Es hätte alles so schön sein können. Papa und er hatten sich ihr Leben so gut eingerichtet in ihrem Forscherleben: Papa als Krokodilforscher am Zoologischen Institut und er, Paul, im heimischen Terrarienzimmer, wo er den kleinen Missisippi-Alligator Orinoko groß zog. Doch dann hatte es Papa voll erwischt, wie die Nachbarin Frau Rüdiger sagte, und die zwei Monster zogen ein. Vorbei mit dem glücklichen Leben…
Als bei einer Auseinandersetzung mit der Tochter von Papas neuer Freundin der kleine Alligator in die Kanalisation gespült wird, steht für Paul fest: Das hat die blöde Elektra extra gemacht! Und vor allen Dingen: Paul muss hinterher um Orinoko zu suchen und ihn zu retten! Gedacht, getan und so steckt der zehnjährige Paul unversehens im größten Abenteuer seines jungen Lebens und dass, obwohl er nicht unbedingt der große Abenteurer und Draufgänger ist. Ein Krokodil in einem riesigen, dunklen, stinkenden und unheimlichen Kanalisationsnetz zu finden wäre ja an sich schon Herausforderung genug, doch dann wird Paul während einer Schlafpause von einer unter der der Erde hausenden Bande überfallen und verschleppt.
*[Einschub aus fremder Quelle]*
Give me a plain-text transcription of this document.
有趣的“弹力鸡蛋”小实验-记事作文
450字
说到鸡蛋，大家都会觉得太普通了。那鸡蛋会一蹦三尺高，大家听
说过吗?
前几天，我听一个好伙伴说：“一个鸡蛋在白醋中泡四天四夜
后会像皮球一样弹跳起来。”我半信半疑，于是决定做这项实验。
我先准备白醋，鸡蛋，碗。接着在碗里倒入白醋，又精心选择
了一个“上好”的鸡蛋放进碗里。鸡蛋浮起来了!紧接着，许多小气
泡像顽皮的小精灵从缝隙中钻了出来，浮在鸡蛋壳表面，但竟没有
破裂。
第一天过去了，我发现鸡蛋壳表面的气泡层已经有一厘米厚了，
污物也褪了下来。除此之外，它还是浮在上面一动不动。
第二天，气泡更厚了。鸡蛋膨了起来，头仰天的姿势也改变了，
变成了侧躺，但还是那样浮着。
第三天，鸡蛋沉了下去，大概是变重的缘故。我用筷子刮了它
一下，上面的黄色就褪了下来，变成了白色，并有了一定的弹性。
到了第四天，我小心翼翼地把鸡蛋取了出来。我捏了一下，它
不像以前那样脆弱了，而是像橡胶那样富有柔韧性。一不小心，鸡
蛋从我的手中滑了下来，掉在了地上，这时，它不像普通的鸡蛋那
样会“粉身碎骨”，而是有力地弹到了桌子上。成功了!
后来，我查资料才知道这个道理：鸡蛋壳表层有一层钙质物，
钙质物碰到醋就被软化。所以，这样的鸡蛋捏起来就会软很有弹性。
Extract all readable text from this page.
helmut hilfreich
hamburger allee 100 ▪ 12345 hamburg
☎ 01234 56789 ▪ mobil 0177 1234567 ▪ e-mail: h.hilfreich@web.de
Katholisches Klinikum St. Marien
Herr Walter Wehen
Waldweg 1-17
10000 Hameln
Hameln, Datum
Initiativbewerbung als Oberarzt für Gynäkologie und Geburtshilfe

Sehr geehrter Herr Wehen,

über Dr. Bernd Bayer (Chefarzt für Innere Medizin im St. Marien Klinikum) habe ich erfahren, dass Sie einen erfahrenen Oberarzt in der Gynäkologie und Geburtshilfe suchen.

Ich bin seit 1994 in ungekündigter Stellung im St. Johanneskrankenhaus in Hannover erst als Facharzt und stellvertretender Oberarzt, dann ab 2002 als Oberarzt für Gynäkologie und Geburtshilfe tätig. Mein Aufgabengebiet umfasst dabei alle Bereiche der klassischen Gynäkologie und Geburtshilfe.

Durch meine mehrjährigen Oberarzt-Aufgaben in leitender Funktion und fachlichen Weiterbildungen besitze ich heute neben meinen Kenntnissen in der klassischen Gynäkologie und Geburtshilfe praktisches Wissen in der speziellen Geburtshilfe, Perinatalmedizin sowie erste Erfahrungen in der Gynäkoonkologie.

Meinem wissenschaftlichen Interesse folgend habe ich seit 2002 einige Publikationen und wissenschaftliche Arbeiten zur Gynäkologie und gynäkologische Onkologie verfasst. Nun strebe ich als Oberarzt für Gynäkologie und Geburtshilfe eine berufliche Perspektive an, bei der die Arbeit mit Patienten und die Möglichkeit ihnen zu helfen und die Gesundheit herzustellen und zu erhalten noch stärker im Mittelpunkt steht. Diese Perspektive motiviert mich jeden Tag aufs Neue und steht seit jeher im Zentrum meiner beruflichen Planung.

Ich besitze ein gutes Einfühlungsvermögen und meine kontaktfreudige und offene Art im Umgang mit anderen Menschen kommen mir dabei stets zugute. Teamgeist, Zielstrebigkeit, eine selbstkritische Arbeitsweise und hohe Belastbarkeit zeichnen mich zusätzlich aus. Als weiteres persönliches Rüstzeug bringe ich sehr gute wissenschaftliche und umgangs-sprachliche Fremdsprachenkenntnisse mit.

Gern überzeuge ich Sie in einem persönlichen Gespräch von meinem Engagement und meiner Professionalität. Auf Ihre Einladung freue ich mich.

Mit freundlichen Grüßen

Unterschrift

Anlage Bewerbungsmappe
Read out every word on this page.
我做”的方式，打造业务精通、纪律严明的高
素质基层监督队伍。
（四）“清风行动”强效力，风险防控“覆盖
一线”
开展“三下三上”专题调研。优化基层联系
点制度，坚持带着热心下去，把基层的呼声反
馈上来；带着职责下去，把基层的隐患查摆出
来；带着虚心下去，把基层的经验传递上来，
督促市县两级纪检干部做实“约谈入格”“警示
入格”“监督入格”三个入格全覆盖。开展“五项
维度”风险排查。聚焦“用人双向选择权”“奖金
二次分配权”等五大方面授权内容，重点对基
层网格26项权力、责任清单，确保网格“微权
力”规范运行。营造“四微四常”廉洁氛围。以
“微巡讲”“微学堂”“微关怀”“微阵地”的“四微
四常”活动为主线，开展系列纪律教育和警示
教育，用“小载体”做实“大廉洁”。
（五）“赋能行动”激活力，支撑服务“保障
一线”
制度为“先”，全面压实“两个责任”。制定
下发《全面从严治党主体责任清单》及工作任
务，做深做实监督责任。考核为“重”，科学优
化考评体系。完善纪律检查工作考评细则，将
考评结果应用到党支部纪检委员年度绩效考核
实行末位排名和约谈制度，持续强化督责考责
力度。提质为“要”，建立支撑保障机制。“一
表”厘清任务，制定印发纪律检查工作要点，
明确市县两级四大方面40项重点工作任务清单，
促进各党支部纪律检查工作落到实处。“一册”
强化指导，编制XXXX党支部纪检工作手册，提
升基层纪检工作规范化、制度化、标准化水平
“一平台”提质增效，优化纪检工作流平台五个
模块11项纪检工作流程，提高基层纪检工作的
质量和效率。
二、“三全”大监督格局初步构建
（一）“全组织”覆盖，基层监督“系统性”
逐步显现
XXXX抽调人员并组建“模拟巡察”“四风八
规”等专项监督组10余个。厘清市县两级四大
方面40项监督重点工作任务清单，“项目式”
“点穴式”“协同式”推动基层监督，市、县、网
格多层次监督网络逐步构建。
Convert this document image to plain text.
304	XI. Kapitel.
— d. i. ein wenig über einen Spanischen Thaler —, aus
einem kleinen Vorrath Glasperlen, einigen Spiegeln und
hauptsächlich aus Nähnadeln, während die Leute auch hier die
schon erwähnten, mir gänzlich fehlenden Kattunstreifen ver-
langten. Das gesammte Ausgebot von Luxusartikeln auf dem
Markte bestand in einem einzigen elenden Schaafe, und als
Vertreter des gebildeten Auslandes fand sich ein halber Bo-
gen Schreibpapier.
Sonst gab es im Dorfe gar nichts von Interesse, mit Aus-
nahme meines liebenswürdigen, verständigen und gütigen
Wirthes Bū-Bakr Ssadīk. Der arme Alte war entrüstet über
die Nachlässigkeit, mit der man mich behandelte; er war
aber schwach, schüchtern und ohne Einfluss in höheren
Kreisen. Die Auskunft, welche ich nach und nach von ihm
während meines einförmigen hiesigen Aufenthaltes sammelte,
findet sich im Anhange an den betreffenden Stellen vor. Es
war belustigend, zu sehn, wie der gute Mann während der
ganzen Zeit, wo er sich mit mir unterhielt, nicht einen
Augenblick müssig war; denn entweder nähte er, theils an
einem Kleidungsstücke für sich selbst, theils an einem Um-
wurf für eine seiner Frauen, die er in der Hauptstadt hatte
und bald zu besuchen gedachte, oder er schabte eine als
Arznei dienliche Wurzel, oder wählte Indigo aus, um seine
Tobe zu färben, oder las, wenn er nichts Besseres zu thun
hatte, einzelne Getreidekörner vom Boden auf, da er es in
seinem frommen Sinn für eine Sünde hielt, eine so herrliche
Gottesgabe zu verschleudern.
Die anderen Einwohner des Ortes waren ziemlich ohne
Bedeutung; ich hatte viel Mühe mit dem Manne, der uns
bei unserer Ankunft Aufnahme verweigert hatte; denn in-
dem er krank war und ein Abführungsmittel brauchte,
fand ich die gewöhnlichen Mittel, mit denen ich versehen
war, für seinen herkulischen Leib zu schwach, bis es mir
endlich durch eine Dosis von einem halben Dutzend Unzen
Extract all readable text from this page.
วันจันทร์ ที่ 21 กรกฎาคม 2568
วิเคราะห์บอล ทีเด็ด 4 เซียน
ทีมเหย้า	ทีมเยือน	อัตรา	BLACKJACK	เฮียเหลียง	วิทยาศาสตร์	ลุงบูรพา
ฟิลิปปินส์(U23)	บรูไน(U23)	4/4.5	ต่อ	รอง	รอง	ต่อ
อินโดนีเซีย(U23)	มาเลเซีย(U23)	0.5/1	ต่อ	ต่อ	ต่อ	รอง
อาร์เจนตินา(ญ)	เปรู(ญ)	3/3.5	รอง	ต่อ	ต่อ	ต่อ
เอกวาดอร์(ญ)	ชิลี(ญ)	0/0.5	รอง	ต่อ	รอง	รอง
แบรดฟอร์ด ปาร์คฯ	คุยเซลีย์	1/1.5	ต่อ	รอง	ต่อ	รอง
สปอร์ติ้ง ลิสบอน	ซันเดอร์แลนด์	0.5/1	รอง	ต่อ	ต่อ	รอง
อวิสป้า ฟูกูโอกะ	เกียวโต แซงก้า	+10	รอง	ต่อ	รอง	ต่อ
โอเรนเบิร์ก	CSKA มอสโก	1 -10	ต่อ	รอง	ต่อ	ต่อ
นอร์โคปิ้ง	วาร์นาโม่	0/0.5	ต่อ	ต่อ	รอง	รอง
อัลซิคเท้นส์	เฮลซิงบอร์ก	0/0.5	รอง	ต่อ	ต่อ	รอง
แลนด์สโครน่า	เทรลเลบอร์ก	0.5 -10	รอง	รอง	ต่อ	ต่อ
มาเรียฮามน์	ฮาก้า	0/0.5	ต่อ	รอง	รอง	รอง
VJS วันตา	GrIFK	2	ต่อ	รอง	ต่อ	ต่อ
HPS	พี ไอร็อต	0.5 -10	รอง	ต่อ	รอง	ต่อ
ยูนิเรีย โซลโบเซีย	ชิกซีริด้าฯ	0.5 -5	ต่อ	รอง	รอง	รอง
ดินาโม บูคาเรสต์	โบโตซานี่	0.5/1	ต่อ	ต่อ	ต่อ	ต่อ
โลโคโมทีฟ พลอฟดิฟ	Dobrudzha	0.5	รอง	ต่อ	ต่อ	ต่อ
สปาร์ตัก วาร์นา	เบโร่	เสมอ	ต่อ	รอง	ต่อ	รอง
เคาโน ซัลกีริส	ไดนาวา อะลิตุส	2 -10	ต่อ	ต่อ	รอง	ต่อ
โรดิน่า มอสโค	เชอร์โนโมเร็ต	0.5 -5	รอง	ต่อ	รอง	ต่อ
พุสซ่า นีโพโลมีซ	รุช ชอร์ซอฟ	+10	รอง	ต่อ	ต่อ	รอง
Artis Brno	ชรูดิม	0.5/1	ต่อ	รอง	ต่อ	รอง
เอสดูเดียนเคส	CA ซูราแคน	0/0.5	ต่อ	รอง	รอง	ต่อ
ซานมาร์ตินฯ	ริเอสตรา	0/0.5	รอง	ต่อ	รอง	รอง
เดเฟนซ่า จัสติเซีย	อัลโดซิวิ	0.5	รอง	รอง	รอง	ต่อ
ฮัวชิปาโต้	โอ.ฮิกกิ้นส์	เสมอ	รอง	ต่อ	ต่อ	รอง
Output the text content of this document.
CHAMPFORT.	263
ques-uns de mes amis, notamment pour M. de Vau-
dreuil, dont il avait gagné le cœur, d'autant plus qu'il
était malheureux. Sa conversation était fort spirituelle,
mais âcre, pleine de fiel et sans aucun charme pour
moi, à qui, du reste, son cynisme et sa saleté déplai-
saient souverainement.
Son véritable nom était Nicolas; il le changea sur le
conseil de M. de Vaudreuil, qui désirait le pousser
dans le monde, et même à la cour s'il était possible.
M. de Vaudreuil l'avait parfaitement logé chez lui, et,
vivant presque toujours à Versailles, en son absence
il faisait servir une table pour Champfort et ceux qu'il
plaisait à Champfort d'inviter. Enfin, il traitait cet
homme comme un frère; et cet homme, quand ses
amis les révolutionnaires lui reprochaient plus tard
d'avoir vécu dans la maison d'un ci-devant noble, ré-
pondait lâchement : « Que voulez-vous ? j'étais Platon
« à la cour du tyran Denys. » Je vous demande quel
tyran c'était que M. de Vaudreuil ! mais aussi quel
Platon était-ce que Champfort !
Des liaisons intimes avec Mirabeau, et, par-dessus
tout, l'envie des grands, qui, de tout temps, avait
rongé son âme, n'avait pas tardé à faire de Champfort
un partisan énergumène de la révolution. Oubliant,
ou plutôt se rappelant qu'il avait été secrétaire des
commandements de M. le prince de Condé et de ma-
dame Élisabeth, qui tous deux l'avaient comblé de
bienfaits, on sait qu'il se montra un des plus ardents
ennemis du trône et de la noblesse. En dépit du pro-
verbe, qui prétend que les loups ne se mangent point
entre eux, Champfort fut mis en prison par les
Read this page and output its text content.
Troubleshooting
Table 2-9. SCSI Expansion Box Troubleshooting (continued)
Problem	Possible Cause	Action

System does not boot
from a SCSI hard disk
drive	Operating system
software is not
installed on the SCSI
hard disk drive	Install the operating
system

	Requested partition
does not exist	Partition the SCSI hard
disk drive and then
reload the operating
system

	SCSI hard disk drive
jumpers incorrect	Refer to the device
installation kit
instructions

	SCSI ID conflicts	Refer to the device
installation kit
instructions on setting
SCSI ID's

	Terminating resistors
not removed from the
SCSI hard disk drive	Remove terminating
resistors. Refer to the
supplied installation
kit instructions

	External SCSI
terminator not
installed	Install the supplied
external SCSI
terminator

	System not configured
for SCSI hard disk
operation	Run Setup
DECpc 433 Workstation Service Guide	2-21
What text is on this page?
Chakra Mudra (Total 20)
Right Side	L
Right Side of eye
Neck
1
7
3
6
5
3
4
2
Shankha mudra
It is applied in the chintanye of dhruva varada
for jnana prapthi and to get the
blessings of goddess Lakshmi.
Natürlich glaubt ihm keiner die Geschichte mit dem Krokodil – oder vielleicht doch?

Ein Krokodil taucht ab (und ich hinterher) ist der Titel der spannenden Abenteuergeschichte, mit der Nina Weger die 10 jungen Autoren-Entdecker der Bücherpiraten e.V. in Lübeck überzeugte. Diese verliehen am 13.09.14 in einer von ihnen selbst gestalteten Preisverleihung den Goldenen Bücherpiraten an die Kinderbuchautorin. Man könne mit Paul und den anderen mitfühlen, hieß es in der Laudatio, und es passiere nicht immer das Gleiche. Besonders gut gefallen hatte den jungen Lesern, die ihre Wahl ohne die Beeinflussung durch Erwachsene getroffen haben, unter anderem die Szene mit der Aufnahme Pauls in die Kanalbande. Dort heißt es im Aufnahmeschwur:

„Wir halten immer zusammen. Wir respektieren einander, und wir achten aufeinander. Keiner darf sich über einen anderen stellen. Jeder darf tun, was er möchte – solange er die anderen damit nicht stört oder einengt.“

Buch bei amazon ansehen / bestellenMan darf vermuten, dass auch dieses aufeinander achten und zusammenhalten gemeint ist, wenn die Laudatoren ihre Wahl nicht nur mit Lesespaß, sondern auch damit begründen, dass das Buch eine Botschaft in sich trage. Auch die Tatsache, dass die Autorin für alle Kinder der Bande eine gute Lösung gefunden hat, ein „gerechtes Happy End“ wie es in der Laudatio hieß, ist bei den Autoren-Entdeckern sehr gut angekommen. Denn jedes dieser Kinder, die in der Kanalisation Zuflucht gesucht und gefunden hat, hat eine Geschichte hinter sich, die mindestens von mangelnder Aufmerksamkeit und Zuwendung der Erwachsenen zeugt und manchmal auch von Schlimmerem. So sind manche dieser Verletzungen so stark, dass die Betroffenen den Mantel des Schweigens darüber ausbreiten und bereit sind so einiges zu tun um zu verhindern, dass ihre neue Familie auseinander bricht. Doch bis es zum glücklichen Ende kommen kann, gibt es so manche Überraschung, müssen brenzlige Situationen durchgestanden und schwierige Entscheidungen getroffen werden.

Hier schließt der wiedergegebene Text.